Lodiamo, preghiamo, guardiamo alla Trinità per scoprirci ogni giorno immersi nel suo amore e costruire insieme relazioni sempre più improntate alla comunione, all’armonia, alla pace.

sabato 3 giugno 2017

Domenica di Pentecoste



La festa di Pentecoste è la festa della Pasqua che si compie in noi, nella chiesa tutta.
Se la prima lettura ci parla dell’avvenimento della Pentecoste, avvenuto cinquanta giorni dopo la Pasqua, il Vangelo ci riporta invece alla sera della Pasqua stessa, il primo giorno della settimana.
In questo incontro con i discepoli, Gesù risorto lascia loro come dono lo Spirito: “soffiò e disse loro: Ricevete lo Spirito Santo.”
Dono già dato dunque. Tuttavia è stato necessario quel tempo dei cinquanta giorni perché questi discepoli capissero e soprattutto si lasciassero invadere dal quel soffio.
Ecco la Pentecoste: pienezza della Pasqua, suo compimento e attuazione nella vita dei discepoli.
Anche per noi – a pensarci bene – è un po’ così: lo Spirito ci è stato già dato fin dal Battesimo e dal giorno della Confermazione, ma quanto siamo consapevoli di questo dono e della sua presenza nella nostra vita?. Ecco che la chiesa ci invita ogni anno a rivivere nella Pentecoste una rinnovata effusione del dono dello Spirito perché abbiamo ad esserne più consapevoli e più capaci di accoglierlo e lasciarlo agire in noi.
Lo Spirito porta così a compimento la Pasqua, perché attua anche in noi la presenza del Cristo crocifisso e risorto, la presenza di quell’amore del Padre da Gesù annunciato, vissuto, testimoniato e ora donato.
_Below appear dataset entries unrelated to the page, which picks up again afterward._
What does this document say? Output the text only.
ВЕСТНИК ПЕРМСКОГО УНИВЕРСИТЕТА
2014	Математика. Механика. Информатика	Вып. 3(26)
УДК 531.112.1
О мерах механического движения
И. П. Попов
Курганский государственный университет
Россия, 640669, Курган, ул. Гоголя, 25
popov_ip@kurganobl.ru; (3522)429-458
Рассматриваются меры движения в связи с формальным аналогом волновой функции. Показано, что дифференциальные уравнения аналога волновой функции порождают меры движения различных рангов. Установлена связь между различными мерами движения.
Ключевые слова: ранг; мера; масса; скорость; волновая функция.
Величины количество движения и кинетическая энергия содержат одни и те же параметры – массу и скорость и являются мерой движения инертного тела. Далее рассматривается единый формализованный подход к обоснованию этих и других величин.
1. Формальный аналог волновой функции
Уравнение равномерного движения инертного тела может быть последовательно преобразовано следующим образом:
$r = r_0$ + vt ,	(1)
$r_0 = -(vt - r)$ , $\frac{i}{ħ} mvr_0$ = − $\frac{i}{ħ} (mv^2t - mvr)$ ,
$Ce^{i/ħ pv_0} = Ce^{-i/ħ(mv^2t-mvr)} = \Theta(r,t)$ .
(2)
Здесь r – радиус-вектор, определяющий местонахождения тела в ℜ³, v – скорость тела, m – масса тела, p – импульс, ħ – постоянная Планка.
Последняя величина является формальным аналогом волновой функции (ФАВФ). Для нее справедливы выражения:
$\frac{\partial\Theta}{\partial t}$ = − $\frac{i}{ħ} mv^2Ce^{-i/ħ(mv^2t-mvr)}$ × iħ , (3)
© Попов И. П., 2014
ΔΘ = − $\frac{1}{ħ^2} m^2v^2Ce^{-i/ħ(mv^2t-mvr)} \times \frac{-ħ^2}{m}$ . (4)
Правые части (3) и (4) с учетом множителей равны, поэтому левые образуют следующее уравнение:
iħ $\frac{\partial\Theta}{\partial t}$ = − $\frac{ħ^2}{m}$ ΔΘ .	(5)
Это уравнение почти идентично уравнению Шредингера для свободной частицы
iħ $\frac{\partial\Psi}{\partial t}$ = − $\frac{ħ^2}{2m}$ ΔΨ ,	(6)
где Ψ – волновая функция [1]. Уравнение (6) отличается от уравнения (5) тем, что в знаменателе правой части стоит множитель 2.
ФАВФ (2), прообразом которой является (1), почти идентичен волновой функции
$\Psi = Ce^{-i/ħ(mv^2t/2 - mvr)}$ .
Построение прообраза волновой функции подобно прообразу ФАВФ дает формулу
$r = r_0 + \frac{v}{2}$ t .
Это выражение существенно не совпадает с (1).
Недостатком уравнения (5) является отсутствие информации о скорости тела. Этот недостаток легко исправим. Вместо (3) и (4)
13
Così lo Spirito produce anche in noi i frutti della Pasqua, genera la vita nuova di figli amati e risorti in Gesù. Quella vita nuova che si compie a manifesta nella pace del cuore e nel perdono condiviso: “Pace a voi… perdonate…”; è tutta la novità dell’amore di Dio, della sua presenza in noi.
Lo Spirito è infatti la vita del Padre e del Figlio donata a noi.
Infatti “nessuno può dire ‘Gesù è il Signore’ se non sotto l’azione dello Spirito”, ricorda Paolo ai Corinzi. E questa presenza d’amore che genera la fede ci arricchisce anche di capacità diverse: “A ciascuno è data una manifestazione particolare dello Spirito”.  E questo ha come fine “il bene comune” che si attua nel diventare “un solo corpo”, in una comunione armonica che tutti unisce.
E’ lo Spirito quindi la sorgente della vita cristiana e della comunità: la chiesa nasce proprio dalla Pentecoste che porta a compimento la Pasqua, mistero di riconciliazione e di pace, di cui la chiesa è resa testimone con la sua stessa vita, col suo realizzare l’unico corpo di Cristo nell’armonia, nella pace, nell’unità.
Ma c’è di più: lo Spirito è anche la vita stessa del creato.
Lo hanno proclamato chiaramente il salmo che abbiamo pregato e la sequenza di questa festa: “Mandi il tuo Spirito sono creati e rinnovi la faccia della terra”; “Senza la tua forza nulla è nell’uomo, nulla senza colpa”. Lo Spirito santo è la forza vitale che spinge l’uomo e la storia tutta verso la piena realizzazione. E’ il vento che spinge verso un oltre. E’ il fuoco che accende nei cuori di ogni essere vivente, la ricerca dell’amore, della pace, del bene. Tutto il bene, il positivo, che c’è nel mondo, ovunque si manifesta (dentro le più disparate culture, religioni, realtà..) è frutto del soffio dello Spirito.
Ecco perché lo dobbiamo invocare senza stancarci, e non solo per noi, cristiani, ma per tutti, per l’umanità intera.
Invocarlo perché tutti possiamo da Lui lasciarci guidare e plasmare per essere sempre più costruttori di una storia secondo il disegno di Dio.
Come può avvenire questo? Come può questo dono entrare dentro la nostra vita e trasformarla?
Per noi, discepoli di Gesù, la strada è duplice: la preghiera al Padre che dona lo Spirito a quanti glielo chiedono e l’ascolto di Gesù, della Sua Parola che è animata dal suo soffio: Parola che è Spirito e vita e che opera efficacemente cin chi la accoglie, ascolta e pratica.
Lo ricorda a noi proprio l’evento della Pentecoste: nel cenacolo i discepoli con Maria pregano e ascoltano, pregano e ricevono, ricevano a annunciano una Parola che ora abita nel loro cuore, nella loro vita.
L’unico linguaggio che nasce nel giorno di Pentecoste sotto il soffio dello Spirito non è altro che il linguaggio della Parola di Dio, del Vangelo, chiamato a diffondersi nel mondo e raggiungere la mente e il cuore di tutte le genti: lingue diverse ma che tutti comprendono come loro lingua nativa; quella Parola che tutto ha creato, lingua nativa dell’umanità intera, sotto il soffio dello Spirito diventa Parola che unisce i diversi, li riconcilia in un solo corpo, genera una nuova umanità. 
Anche noi, pervasi da quello stesso Spirito, lasciamoci guidare dalla sua Parola e diventiamo annunciatori e testimoni del suo Vangelo, collaborando con tutti gli uomini e le donne di buona volontà, guidati anch’essi dallo stesso Spirito, nel costruire un’umanità migliore, più pacifica e riconciliata.